Vous pouvez voir une magie similaire jouer dans la musique de Badalamenti derrière la chanson de Julee Cruise "The World Spins" (paroles de Lynch) dans l'épisode "Double Play" de Twin Peaks, où le démon Bob fait une autre victime. Elle chante des paroles simples et répétitives et un refrain ("Love/Don't go away/Come back this way/Come back and stay/Forever and ever/Please stay") sur une musique avec une vague sensation de valse. L'intrigue de Twin Peaks est remplie de personnages doublés (y compris des cousins ​​joués par la même actrice), d'intrigues en miroir et d'événements qui semblent se reproduire encore et encore au fil du temps avec des détails modifiés. Lynch, Badalamenti et Cruise rassemblent tout cela en trois minutes, invoquant le sentiment singulier de Twin Peaks de flotter dans un rêve difficile, voire impossible, à traverser.

À partir du milieu des années 80, Badalamenti a travaillé régulièrement comme compositeur de films pour divers réalisateurs – dont Joel Schumacher, qui lui a fait faire une variante américaine d'une partition de farce française mignonne pour son remake de 1989 de Cousins ​​​​; Paul Schrader, qui s'est inspiré des aspects sinistres et pervers du Old Hollywood de la musique Lynch de Badalamenti (voir: la musique du titre d'ouverture de Badalamenti pour The Comfort of Strangers de Schrader ); et les cinéastes français Jean-Pierre Jeunet et Marc Caro, qui ont dirigé le compositeur dans une direction plus fellinienne, "Le monde est un cirque et la partition est le maître de piste". (Les passages d'ouverture de la partition de Badalamenti pour City of Lost Children répondent à la question, "A quoi cela ressemblerait-il si Brian de Palma avait réalisé A Christmas Story?")

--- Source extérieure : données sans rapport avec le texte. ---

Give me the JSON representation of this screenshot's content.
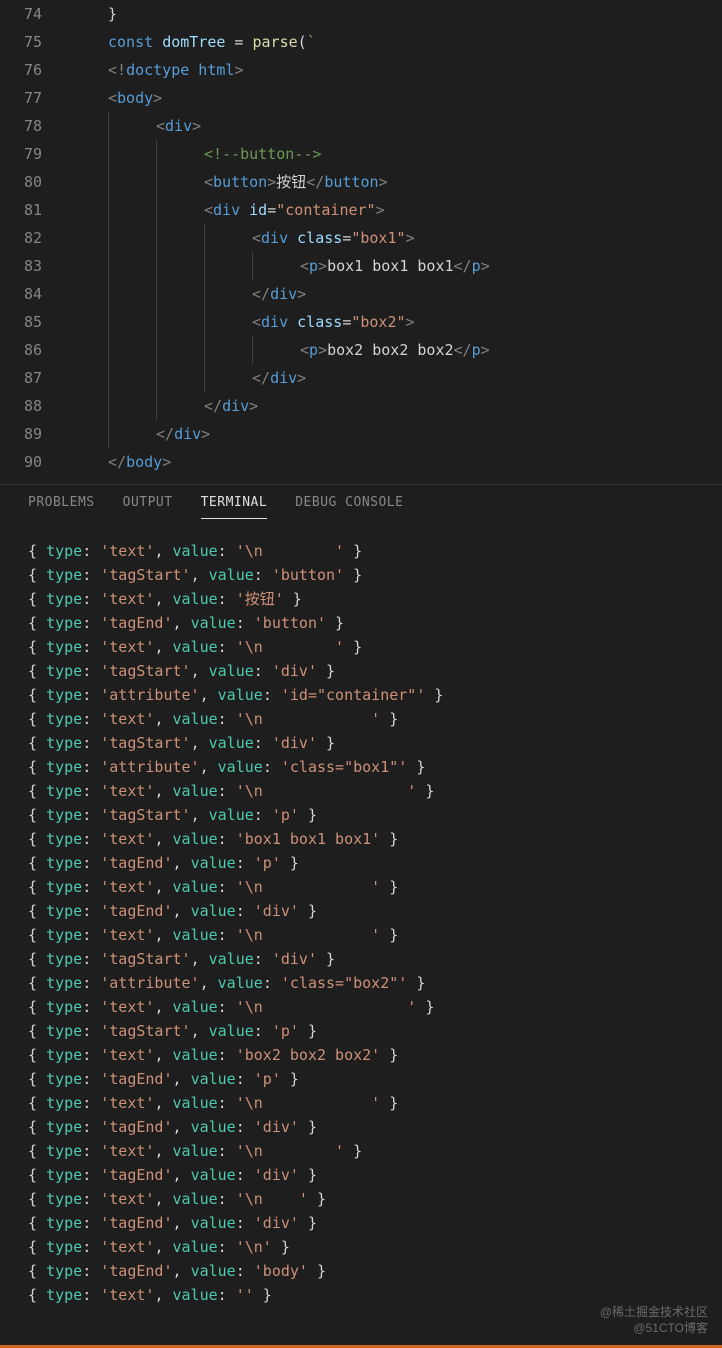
{
  "editor": {
    "lines": [
      {
        "num": "74",
        "indent": 1,
        "guides": [],
        "tokens": [
          {
            "t": "pun",
            "v": "}"
          }
        ]
      },
      {
        "num": "75",
        "indent": 1,
        "guides": [],
        "tokens": [
          {
            "t": "kw",
            "v": "const"
          },
          {
            "t": "pun",
            "v": " "
          },
          {
            "t": "var",
            "v": "domTree"
          },
          {
            "t": "pun",
            "v": " = "
          },
          {
            "t": "fn",
            "v": "parse"
          },
          {
            "t": "pun",
            "v": "("
          },
          {
            "t": "str",
            "v": "`"
          }
        ]
      },
      {
        "num": "76",
        "indent": 1,
        "guides": [],
        "tokens": [
          {
            "t": "tag",
            "v": "<!"
          },
          {
            "t": "tagn",
            "v": "doctype html"
          },
          {
            "t": "tag",
            "v": ">"
          }
        ]
      },
      {
        "num": "77",
        "indent": 1,
        "guides": [],
        "tokens": [
          {
            "t": "tag",
            "v": "<"
          },
          {
            "t": "tagn",
            "v": "body"
          },
          {
            "t": "tag",
            "v": ">"
          }
        ]
      },
      {
        "num": "78",
        "indent": 2,
        "guides": [
          1
        ],
        "tokens": [
          {
            "t": "tag",
            "v": "<"
          },
          {
            "t": "tagn",
            "v": "div"
          },
          {
            "t": "tag",
            "v": ">"
          }
        ]
      },
      {
        "num": "79",
        "indent": 3,
        "guides": [
          1,
          2
        ],
        "tokens": [
          {
            "t": "cmt",
            "v": "<!--button-->"
          }
        ]
      },
      {
        "num": "80",
        "indent": 3,
        "guides": [
          1,
          2
        ],
        "tokens": [
          {
            "t": "tag",
            "v": "<"
          },
          {
            "t": "tagn",
            "v": "button"
          },
          {
            "t": "tag",
            "v": ">"
          },
          {
            "t": "pun",
            "v": "按钮"
          },
          {
            "t": "tag",
            "v": "</"
          },
          {
            "t": "tagn",
            "v": "button"
          },
          {
            "t": "tag",
            "v": ">"
          }
        ]
      },
      {
        "num": "81",
        "indent": 3,
        "guides": [
          1,
          2
        ],
        "tokens": [
          {
            "t": "tag",
            "v": "<"
          },
          {
            "t": "tagn",
            "v": "div"
          },
          {
            "t": "pun",
            "v": " "
          },
          {
            "t": "attr",
            "v": "id"
          },
          {
            "t": "pun",
            "v": "="
          },
          {
            "t": "str",
            "v": "\"container\""
          },
          {
            "t": "tag",
            "v": ">"
          }
        ]
      },
      {
        "num": "82",
        "indent": 4,
        "guides": [
          1,
          2,
          3
        ],
        "tokens": [
          {
            "t": "tag",
            "v": "<"
          },
          {
            "t": "tagn",
            "v": "div"
          },
          {
            "t": "pun",
            "v": " "
          },
          {
            "t": "attr",
            "v": "class"
          },
          {
            "t": "pun",
            "v": "="
          },
          {
            "t": "str",
            "v": "\"box1\""
          },
          {
            "t": "tag",
            "v": ">"
          }
        ]
      },
      {
        "num": "83",
        "indent": 5,
        "guides": [
          1,
          2,
          3,
          4
        ],
        "tokens": [
          {
            "t": "tag",
            "v": "<"
          },
          {
            "t": "tagn",
            "v": "p"
          },
          {
            "t": "tag",
            "v": ">"
          },
          {
            "t": "pun",
            "v": "box1 box1 box1"
          },
          {
            "t": "tag",
            "v": "</"
          },
          {
            "t": "tagn",
            "v": "p"
          },
          {
            "t": "tag",
            "v": ">"
          }
        ]
      },
      {
        "num": "84",
        "indent": 4,
        "guides": [
          1,
          2,
          3
        ],
        "tokens": [
          {
            "t": "tag",
            "v": "</"
          },
          {
            "t": "tagn",
            "v": "div"
          },
          {
            "t": "tag",
            "v": ">"
          }
        ]
      },
      {
        "num": "85",
        "indent": 4,
        "guides": [
          1,
          2,
          3
        ],
        "tokens": [
          {
            "t": "tag",
            "v": "<"
          },
          {
            "t": "tagn",
            "v": "div"
          },
          {
            "t": "pun",
            "v": " "
          },
          {
            "t": "attr",
            "v": "class"
          },
          {
            "t": "pun",
            "v": "="
          },
          {
            "t": "str",
            "v": "\"box2\""
          },
          {
            "t": "tag",
            "v": ">"
          }
        ]
      },
      {
        "num": "86",
        "indent": 5,
        "guides": [
          1,
          2,
          3,
          4
        ],
        "tokens": [
          {
            "t": "tag",
            "v": "<"
          },
          {
            "t": "tagn",
            "v": "p"
          },
          {
            "t": "tag",
            "v": ">"
          },
          {
            "t": "pun",
            "v": "box2 box2 box2"
          },
          {
            "t": "tag",
            "v": "</"
          },
          {
            "t": "tagn",
            "v": "p"
          },
          {
            "t": "tag",
            "v": ">"
          }
        ]
      },
      {
        "num": "87",
        "indent": 4,
        "guides": [
          1,
          2,
          3
        ],
        "tokens": [
          {
            "t": "tag",
            "v": "</"
          },
          {
            "t": "tagn",
            "v": "div"
          },
          {
            "t": "tag",
            "v": ">"
          }
        ]
      },
      {
        "num": "88",
        "indent": 3,
        "guides": [
          1,
          2
        ],
        "tokens": [
          {
            "t": "tag",
            "v": "</"
          },
          {
            "t": "tagn",
            "v": "div"
          },
          {
            "t": "tag",
            "v": ">"
          }
        ]
      },
      {
        "num": "89",
        "indent": 2,
        "guides": [
          1
        ],
        "tokens": [
          {
            "t": "tag",
            "v": "</"
          },
          {
            "t": "tagn",
            "v": "div"
          },
          {
            "t": "tag",
            "v": ">"
          }
        ]
      },
      {
        "num": "90",
        "indent": 1,
        "guides": [],
        "tokens": [
          {
            "t": "tag",
            "v": "</"
          },
          {
            "t": "tagn",
            "v": "body"
          },
          {
            "t": "tag",
            "v": ">"
          }
        ]
      }
    ]
  },
  "panel": {
    "tabs": [
      {
        "label": "PROBLEMS",
        "active": false
      },
      {
        "label": "OUTPUT",
        "active": false
      },
      {
        "label": "TERMINAL",
        "active": true
      },
      {
        "label": "DEBUG CONSOLE",
        "active": false
      }
    ]
  },
  "terminal": {
    "entries": [
      {
        "type": "text",
        "value": "'\\n        '"
      },
      {
        "type": "tagStart",
        "value": "'button'"
      },
      {
        "type": "text",
        "value": "'按钮'"
      },
      {
        "type": "tagEnd",
        "value": "'button'"
      },
      {
        "type": "text",
        "value": "'\\n        '"
      },
      {
        "type": "tagStart",
        "value": "'div'"
      },
      {
        "type": "attribute",
        "value": "'id=\"container\"'"
      },
      {
        "type": "text",
        "value": "'\\n            '"
      },
      {
        "type": "tagStart",
        "value": "'div'"
      },
      {
        "type": "attribute",
        "value": "'class=\"box1\"'"
      },
      {
        "type": "text",
        "value": "'\\n                '"
      },
      {
        "type": "tagStart",
        "value": "'p'"
      },
      {
        "type": "text",
        "value": "'box1 box1 box1'"
      },
      {
        "type": "tagEnd",
        "value": "'p'"
      },
      {
        "type": "text",
        "value": "'\\n            '"
      },
      {
        "type": "tagEnd",
        "value": "'div'"
      },
      {
        "type": "text",
        "value": "'\\n            '"
      },
      {
        "type": "tagStart",
        "value": "'div'"
      },
      {
        "type": "attribute",
        "value": "'class=\"box2\"'"
      },
      {
        "type": "text",
        "value": "'\\n                '"
      },
      {
        "type": "tagStart",
        "value": "'p'"
      },
      {
        "type": "text",
        "value": "'box2 box2 box2'"
      },
      {
        "type": "tagEnd",
        "value": "'p'"
      },
      {
        "type": "text",
        "value": "'\\n            '"
      },
      {
        "type": "tagEnd",
        "value": "'div'"
      },
      {
        "type": "text",
        "value": "'\\n        '"
      },
      {
        "type": "tagEnd",
        "value": "'div'"
      },
      {
        "type": "text",
        "value": "'\\n    '"
      },
      {
        "type": "tagEnd",
        "value": "'div'"
      },
      {
        "type": "text",
        "value": "'\\n'"
      },
      {
        "type": "tagEnd",
        "value": "'body'"
      },
      {
        "type": "text",
        "value": "''"
      }
    ]
  },
  "watermark": {
    "line1": "@稀土掘金技术社区",
    "line2": "@51CTO博客"
  }
}
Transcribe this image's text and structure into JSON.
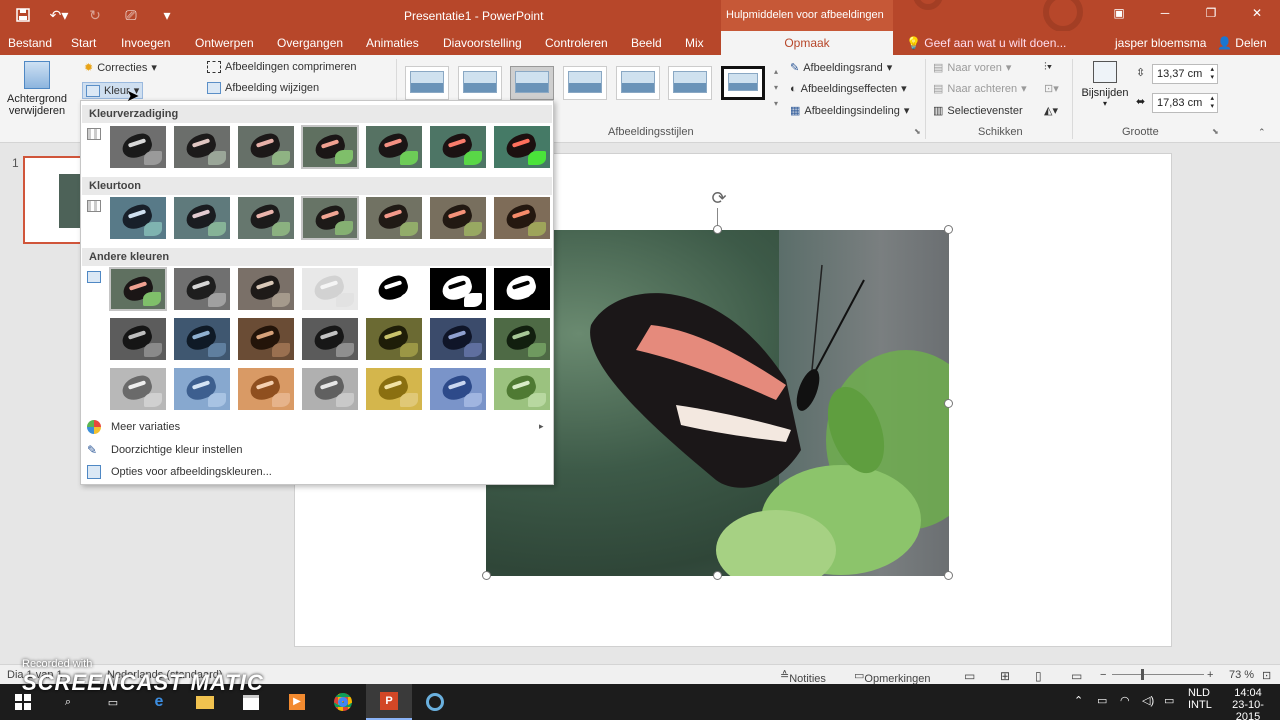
{
  "window": {
    "title": "Presentatie1 - PowerPoint",
    "context_header": "Hulpmiddelen voor afbeeldingen"
  },
  "tabs": [
    "Bestand",
    "Start",
    "Invoegen",
    "Ontwerpen",
    "Overgangen",
    "Animaties",
    "Diavoorstelling",
    "Controleren",
    "Beeld",
    "Mix",
    "Opmaak"
  ],
  "tell_me": "Geef aan wat u wilt doen...",
  "user": "jasper bloemsma",
  "share": "Delen",
  "ribbon": {
    "remove_bg_line1": "Achtergrond",
    "remove_bg_line2": "verwijderen",
    "corrections": "Correcties",
    "color": "Kleur",
    "compress": "Afbeeldingen comprimeren",
    "change_picture": "Afbeelding wijzigen",
    "picture_border": "Afbeeldingsrand",
    "picture_effects": "Afbeeldingseffecten",
    "picture_layout": "Afbeeldingsindeling",
    "styles_group": "Afbeeldingsstijlen",
    "bring_forward": "Naar voren",
    "send_backward": "Naar achteren",
    "selection_pane": "Selectievenster",
    "arrange_group": "Schikken",
    "crop": "Bijsnijden",
    "height": "13,37 cm",
    "width": "17,83 cm",
    "size_group": "Grootte"
  },
  "color_menu": {
    "saturation_header": "Kleurverzadiging",
    "tone_header": "Kleurtoon",
    "recolor_header": "Andere kleuren",
    "more_variations": "Meer variaties",
    "set_transparent": "Doorzichtige kleur instellen",
    "options": "Opties voor afbeeldingskleuren..."
  },
  "slides": {
    "number": "1"
  },
  "status": {
    "slide_info": "Dia 1 van 1",
    "language": "Nederlands (standaard)",
    "notes": "Notities",
    "comments": "Opmerkingen",
    "zoom": "73 %"
  },
  "taskbar": {
    "lang1": "NLD",
    "lang2": "INTL",
    "time": "14:04",
    "date": "23-10-2015"
  },
  "watermark": {
    "line1": "Recorded with",
    "line2": "SCREENCAST  MATIC"
  }
}
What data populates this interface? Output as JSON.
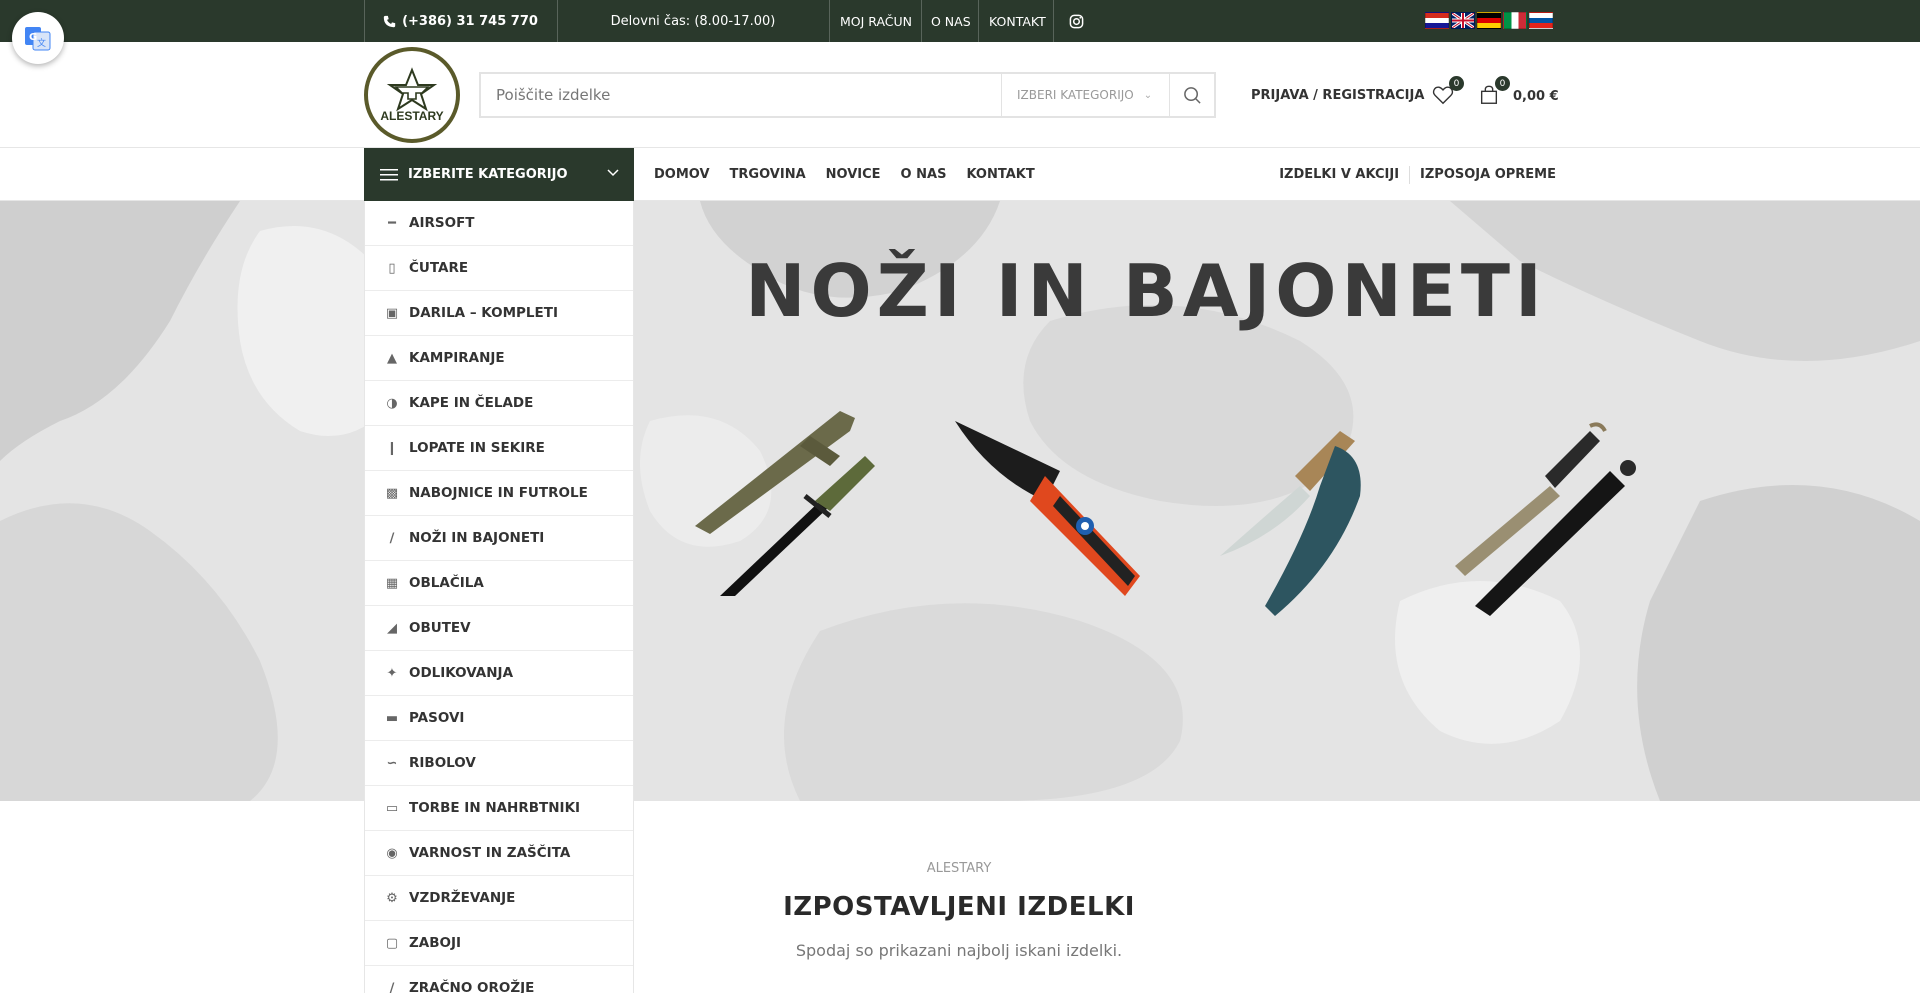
{
  "topbar": {
    "phone": "(+386) 31 745 770",
    "hours": "Delovni čas: (8.00-17.00)",
    "links": [
      "MOJ RAČUN",
      "O NAS",
      "KONTAKT"
    ],
    "flags": [
      "croatian-flag",
      "english-flag",
      "german-flag",
      "italian-flag",
      "slovenian-flag"
    ]
  },
  "header": {
    "logo_text": "ALESTARY",
    "search_placeholder": "Poiščite izdelke",
    "category_select": "IZBERI KATEGORIJO",
    "login": "PRIJAVA / REGISTRACIJA",
    "wishlist_count": "0",
    "cart_count": "0",
    "cart_total": "0,00 €"
  },
  "nav": {
    "category_toggle": "IZBERITE KATEGORIJO",
    "main": [
      "DOMOV",
      "TRGOVINA",
      "NOVICE",
      "O NAS",
      "KONTAKT"
    ],
    "right": [
      "IZDELKI V AKCIJI",
      "IZPOSOJA OPREME"
    ]
  },
  "categories": [
    {
      "label": "AIRSOFT",
      "icon": "gun-icon"
    },
    {
      "label": "ČUTARE",
      "icon": "canteen-icon"
    },
    {
      "label": "DARILA – KOMPLETI",
      "icon": "gift-icon"
    },
    {
      "label": "KAMPIRANJE",
      "icon": "campfire-icon"
    },
    {
      "label": "KAPE IN ČELADE",
      "icon": "helmet-icon"
    },
    {
      "label": "LOPATE IN SEKIRE",
      "icon": "shovel-icon"
    },
    {
      "label": "NABOJNICE IN FUTROLE",
      "icon": "holster-icon"
    },
    {
      "label": "NOŽI IN BAJONETI",
      "icon": "knife-icon"
    },
    {
      "label": "OBLAČILA",
      "icon": "clothing-icon"
    },
    {
      "label": "OBUTEV",
      "icon": "boot-icon"
    },
    {
      "label": "ODLIKOVANJA",
      "icon": "medal-icon"
    },
    {
      "label": "PASOVI",
      "icon": "belt-icon"
    },
    {
      "label": "RIBOLOV",
      "icon": "fishing-icon"
    },
    {
      "label": "TORBE IN NAHRBTNIKI",
      "icon": "backpack-icon"
    },
    {
      "label": "VARNOST IN ZAŠČITA",
      "icon": "gas-mask-icon"
    },
    {
      "label": "VZDRŽEVANJE",
      "icon": "maintenance-icon"
    },
    {
      "label": "ZABOJI",
      "icon": "crate-icon"
    },
    {
      "label": "ZRAČNO OROŽJE",
      "icon": "air-gun-icon"
    }
  ],
  "hero": {
    "title": "NOŽI IN BAJONETI"
  },
  "featured": {
    "kicker": "ALESTARY",
    "title": "IZPOSTAVLJENI IZDELKI",
    "subtitle": "Spodaj so prikazani najbolj iskani izdelki."
  }
}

Au moment où Lynch et Mark Frost ont finalement pu faire un suivi de Twin Peaks, Twin Peaks: The Return de 2017, le réalisateur et le compositeur étaient tellement en phase l'un avec l'autre que Badalamenti a commencé à travailler sur la musique avant même que Lynch ne sache quoi. la série serait. Selon un article de Pitchfork, "Conformément à leur accord de travail de longue date, Badalamenti improviserait en se basant non pas sur des images filmées, mais plutôt sur des descriptions gnomiques et des mots que Lynch lui a donnés - comme 'beauté russe' ou, simplement, 'Texas' - jusqu'à ce que la musique complétait tout ce qui traversait l'esprit du réalisateur. "J'ai fermé les yeux, mis mes doigts sur le clavier et j'ai commencé à jouer", a déclaré Badalamenti." Un tel niveau de compréhension entre les artistes est rare. Lynch est le réalisateur avec lequel la musique de Badalamenti sera le plus fortement liée, tant que les films seront regardés et discutés, et leurs bandes sonores analysées et appréciées comme des œuvres d'art en soi.